Lastly, the issue has been raised that P&O did not notify the Secretary of State. This issue is less straight forward following statutory amendments made to TULRCA in 2018. These amendments removed the obligation on employers to notify the Secretary of State of mass redundancies in ships registered overseas. In a letter to the Secretary of State dated 22 March 2022, P&O claimed that the places of registration of the affected vessels were in Bermuda, the Bahamas, and Cyprus. It would seem that, following the statutory amendments, P&O may not have had an obligation to notify the Secretary of State regarding the redundancies.

Settlement Agreements

In defence of their actions, the drum that P&O have been beating is that they have offered the affected employees ‘generous compensation packages’. They go further in the aforementioned letter to suggest that over 500 of the 786 employees have accepted and signed settlement agreements.

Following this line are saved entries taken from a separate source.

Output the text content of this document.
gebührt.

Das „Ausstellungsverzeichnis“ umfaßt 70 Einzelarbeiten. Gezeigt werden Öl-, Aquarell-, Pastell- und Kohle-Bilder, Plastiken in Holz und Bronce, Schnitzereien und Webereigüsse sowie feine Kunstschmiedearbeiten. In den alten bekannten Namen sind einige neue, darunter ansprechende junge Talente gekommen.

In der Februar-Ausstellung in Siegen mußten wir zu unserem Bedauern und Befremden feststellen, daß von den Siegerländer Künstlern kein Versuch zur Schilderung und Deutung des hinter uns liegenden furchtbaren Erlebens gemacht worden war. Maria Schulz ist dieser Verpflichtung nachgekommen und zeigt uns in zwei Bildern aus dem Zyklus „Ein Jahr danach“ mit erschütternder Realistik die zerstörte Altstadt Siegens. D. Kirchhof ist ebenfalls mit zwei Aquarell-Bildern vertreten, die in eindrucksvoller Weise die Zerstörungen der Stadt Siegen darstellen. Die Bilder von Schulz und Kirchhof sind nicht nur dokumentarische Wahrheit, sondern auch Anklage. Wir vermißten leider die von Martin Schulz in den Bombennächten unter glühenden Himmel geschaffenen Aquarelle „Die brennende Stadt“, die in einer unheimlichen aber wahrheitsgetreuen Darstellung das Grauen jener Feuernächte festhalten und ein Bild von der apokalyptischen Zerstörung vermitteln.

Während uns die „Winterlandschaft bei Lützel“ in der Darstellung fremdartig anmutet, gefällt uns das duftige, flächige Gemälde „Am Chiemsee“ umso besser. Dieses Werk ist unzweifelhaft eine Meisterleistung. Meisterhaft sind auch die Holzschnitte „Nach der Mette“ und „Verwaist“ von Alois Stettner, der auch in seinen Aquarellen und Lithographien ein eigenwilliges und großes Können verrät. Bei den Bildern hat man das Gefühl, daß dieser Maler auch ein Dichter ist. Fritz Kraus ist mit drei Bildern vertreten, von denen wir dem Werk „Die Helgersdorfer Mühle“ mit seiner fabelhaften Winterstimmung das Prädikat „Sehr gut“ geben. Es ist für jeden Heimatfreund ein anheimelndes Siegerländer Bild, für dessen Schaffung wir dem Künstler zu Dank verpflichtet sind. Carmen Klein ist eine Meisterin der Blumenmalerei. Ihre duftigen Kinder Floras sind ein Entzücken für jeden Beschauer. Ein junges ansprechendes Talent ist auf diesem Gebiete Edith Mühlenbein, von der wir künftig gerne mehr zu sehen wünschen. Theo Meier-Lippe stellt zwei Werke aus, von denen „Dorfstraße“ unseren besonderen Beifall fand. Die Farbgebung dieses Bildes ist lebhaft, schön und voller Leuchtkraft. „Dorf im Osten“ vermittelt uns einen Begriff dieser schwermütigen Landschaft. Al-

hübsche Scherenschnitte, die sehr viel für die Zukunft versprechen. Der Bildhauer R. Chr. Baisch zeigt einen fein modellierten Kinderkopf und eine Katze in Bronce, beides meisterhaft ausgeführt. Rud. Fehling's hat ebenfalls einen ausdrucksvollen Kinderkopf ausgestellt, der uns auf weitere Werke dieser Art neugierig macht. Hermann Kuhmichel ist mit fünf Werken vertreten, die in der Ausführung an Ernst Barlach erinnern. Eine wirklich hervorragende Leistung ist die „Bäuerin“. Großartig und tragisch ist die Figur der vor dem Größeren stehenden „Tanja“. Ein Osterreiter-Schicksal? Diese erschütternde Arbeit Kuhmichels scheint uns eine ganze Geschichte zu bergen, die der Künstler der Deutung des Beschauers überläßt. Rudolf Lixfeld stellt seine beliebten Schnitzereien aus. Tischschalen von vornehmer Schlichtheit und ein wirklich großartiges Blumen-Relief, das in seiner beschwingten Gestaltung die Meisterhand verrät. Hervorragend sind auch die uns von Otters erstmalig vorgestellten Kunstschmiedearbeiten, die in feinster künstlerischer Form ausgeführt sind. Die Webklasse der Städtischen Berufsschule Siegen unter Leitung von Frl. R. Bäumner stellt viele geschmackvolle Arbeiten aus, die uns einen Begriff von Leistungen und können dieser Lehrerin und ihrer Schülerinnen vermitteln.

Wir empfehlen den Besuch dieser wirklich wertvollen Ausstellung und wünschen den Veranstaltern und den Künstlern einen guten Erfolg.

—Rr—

Whilst critics have been quick to lambast P&O for ‘paying their way out’ of their obligations, settlement agreements are commonplace and can often appear as a more commercially attractive option to protracted litigation, for both employers and employees. These agreements extinguish any claim that an employee might have against an employer at the time of signing (excluding any latent personal injury claims and claims in relation to accrued pension entitlements) in return for financial compensation.

If media reports are accurate, P&O have set aside a fund of £36.5m to accommodate settlement agreements and have offered figures beyond what employees would be entitled to under legislation. Although technically P&O would be ‘paying’ their way out of their statutory obligations, objectively speaking, it may be the preferable option given the circumstances for employees.

Conclusion

In summary, after a short assessment of the facts it is clear that P&O have breached some of their statutory duties to their employees. The fact that the ‘redundant’ positions are being filled with cheaper labour contradicts the definition of redundancy leaving P&O liable to unfair dismissal claims. Any claim made at the Employment Tribunal would be further strengthened by the fact that P&O failed to consult with any employee or with their recognised unions.

Commercially, it seems that P&O may have ‘taken a view’ on their liability for unfair dismissal claims and judged it more cost effective to offer enhanced settlement agreement packages to employees. As mentioned this is not uncommon and can often be the preferable scenario for both parties.

If P&O did forecast for a worst-case scenario, they may have been surprised by the massive political, social, and media fallout that has since ensued. P&O might avoid the Employment Tribunal, but they have certainly landed themselves centre stage in the court of public opinion.